Правило первое: всегда слушайся отца.
Мой отец всегда был для меня кумиром. Я восхищалась им, я боготворила его и старалась во всем быть на него похожей с самого раннего детства. Мама часто любила повторять на семейных праздниках, что луком я научилась владеть раньше, чем ходить. Не думаю, что это правда, но отцовская страсть к охоте передалась и мне.
Во времена, когда он еще не спился, а в нашем домишке хватало еды, отец часто брал меня с собой в лес. Учил правильно натягивать тетиву и целиться; чуять след дичи; разделывать кабанов.
Я нарушила первое правило, когда мне было семь.
Было холодно и страшно, на улице хлестал ливень. Крыша уже тогда протекала, стены покрылись трещинами и черной плесенью из-за сырости. Дом понемногу разваливался.
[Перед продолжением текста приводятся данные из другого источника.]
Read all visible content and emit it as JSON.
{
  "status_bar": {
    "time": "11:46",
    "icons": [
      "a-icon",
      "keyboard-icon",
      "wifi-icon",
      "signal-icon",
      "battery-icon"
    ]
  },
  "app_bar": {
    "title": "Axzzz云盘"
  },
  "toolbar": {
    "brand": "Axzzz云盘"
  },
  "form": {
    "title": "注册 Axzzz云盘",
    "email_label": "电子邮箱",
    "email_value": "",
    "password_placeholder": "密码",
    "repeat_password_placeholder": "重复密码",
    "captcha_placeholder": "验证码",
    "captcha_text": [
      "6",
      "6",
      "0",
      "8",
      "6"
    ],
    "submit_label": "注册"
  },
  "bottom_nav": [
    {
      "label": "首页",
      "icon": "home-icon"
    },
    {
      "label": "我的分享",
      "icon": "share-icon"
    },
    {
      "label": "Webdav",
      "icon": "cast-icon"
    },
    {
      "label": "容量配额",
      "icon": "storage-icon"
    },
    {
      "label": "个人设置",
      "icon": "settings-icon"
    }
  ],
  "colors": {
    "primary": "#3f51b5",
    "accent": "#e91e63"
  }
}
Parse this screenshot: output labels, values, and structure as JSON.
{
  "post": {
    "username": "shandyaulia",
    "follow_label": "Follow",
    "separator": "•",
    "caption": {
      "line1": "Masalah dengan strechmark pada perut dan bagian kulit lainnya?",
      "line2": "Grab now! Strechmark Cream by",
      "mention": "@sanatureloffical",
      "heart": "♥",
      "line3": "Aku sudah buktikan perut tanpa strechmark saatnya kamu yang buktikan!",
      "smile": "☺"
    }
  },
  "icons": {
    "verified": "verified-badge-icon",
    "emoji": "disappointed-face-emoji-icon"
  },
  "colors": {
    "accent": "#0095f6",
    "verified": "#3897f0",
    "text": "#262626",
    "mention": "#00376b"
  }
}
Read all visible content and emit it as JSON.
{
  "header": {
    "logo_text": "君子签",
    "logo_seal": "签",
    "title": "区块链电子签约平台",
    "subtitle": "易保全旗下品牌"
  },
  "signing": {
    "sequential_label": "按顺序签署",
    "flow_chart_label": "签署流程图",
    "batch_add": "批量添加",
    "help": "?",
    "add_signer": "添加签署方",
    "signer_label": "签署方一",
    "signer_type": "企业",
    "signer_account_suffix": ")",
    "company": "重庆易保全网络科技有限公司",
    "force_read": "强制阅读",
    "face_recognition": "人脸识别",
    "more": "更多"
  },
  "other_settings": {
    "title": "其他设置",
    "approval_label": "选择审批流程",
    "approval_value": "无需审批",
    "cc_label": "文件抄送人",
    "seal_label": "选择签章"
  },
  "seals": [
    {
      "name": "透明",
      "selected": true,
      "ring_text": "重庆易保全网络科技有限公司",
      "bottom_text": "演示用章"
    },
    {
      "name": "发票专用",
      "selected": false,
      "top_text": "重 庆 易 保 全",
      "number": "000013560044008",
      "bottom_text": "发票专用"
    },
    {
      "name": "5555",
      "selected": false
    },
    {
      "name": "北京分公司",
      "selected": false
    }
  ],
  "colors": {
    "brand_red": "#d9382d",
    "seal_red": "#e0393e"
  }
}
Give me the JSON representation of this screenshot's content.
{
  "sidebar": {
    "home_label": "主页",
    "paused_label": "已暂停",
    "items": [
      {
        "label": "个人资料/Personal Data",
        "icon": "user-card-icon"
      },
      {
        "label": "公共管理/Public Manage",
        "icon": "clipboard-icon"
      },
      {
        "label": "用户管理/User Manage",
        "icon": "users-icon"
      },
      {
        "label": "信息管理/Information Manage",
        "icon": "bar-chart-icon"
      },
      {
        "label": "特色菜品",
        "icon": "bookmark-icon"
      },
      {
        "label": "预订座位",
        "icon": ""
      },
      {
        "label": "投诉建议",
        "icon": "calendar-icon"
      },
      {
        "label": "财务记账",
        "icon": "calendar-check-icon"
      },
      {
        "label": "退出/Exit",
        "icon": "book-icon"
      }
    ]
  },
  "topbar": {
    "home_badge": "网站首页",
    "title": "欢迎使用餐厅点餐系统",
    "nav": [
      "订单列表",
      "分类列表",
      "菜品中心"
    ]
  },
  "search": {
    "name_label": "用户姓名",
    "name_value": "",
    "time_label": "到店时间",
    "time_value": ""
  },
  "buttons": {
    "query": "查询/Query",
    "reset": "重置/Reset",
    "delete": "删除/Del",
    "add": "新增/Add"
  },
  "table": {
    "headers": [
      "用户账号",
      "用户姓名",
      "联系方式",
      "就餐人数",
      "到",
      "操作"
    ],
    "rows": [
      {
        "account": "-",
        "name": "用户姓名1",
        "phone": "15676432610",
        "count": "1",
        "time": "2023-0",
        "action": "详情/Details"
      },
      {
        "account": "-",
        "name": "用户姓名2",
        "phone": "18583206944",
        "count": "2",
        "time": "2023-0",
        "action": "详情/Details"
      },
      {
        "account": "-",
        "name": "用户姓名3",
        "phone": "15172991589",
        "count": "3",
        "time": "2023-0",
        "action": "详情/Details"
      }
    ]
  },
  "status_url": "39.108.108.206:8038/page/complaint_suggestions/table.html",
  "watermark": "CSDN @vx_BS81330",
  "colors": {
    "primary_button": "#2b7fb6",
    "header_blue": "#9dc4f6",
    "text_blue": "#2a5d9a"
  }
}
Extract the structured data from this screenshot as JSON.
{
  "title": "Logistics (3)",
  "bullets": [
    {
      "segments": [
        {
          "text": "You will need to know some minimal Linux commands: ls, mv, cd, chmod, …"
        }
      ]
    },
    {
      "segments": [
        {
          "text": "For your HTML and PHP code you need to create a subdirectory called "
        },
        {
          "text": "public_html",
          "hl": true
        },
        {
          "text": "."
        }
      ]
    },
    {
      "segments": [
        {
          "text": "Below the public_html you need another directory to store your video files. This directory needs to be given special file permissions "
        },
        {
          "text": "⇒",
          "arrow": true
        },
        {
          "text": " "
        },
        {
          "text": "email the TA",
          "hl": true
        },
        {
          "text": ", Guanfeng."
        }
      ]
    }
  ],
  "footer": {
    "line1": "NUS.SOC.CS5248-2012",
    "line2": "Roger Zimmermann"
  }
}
Точно так же, как и моя семья.
Дождь шел третий день. Маму он ввел в какое-то странное состояние тревоги, смешанной с меланхолией. Она свернулась в углу, прижимая руки к округлившемуся животу, и что-то тихо напевала. Я не решалась к ней подходить.
Честно говоря, я не решалась ни на что. Ни лечь спать, чтобы забыть очередной из дней, в котором мой отец пропадает в попойках; ни выйти, чтобы, наконец, отыскать его. Я лениво передвигала миски и ведра по скрипящему полу на те места, где начинали образовываться лужи.
На полках ничего не было, хотя раньше они ломились от трофеев и свежего мяса, — отец все пропил. Я не ела уже около суток, а голодала месяцами. Мы жили по-настоящему бедно.
Когда одна из мисок наполнилась до краев, я взяла ее в руки и подошла к окну. Встала на табуретку, чтобы достать до верхнего замка на ставнях. Распахнула окно и выплеснула воду, окончательно промокнув от косых капель.
Я вдруг поняла, стоя у того открытого окна, что все мое бездествие и промедление, — оно ведь может и убить отца. Вернее, я знала это с самого начала, просто не хотела думать об этом. Меня обдувало морозным ветром, занавески мокли. Мне едва хватило сил, чтобы закрыть ставни.
Я не хотела спасать отца. Хотела лишь, чтобы он перестал пить и спас нас.
Я не хотела его спасать, но мне пришлось.
У меня была только одна куртка, когда-то давно ее носила мама, — она всегда была хрупкой и маленькой, поэтому все ее старые вещи мне шли. Мех износился и кожа протерлась местами, но носить ее еще было можно.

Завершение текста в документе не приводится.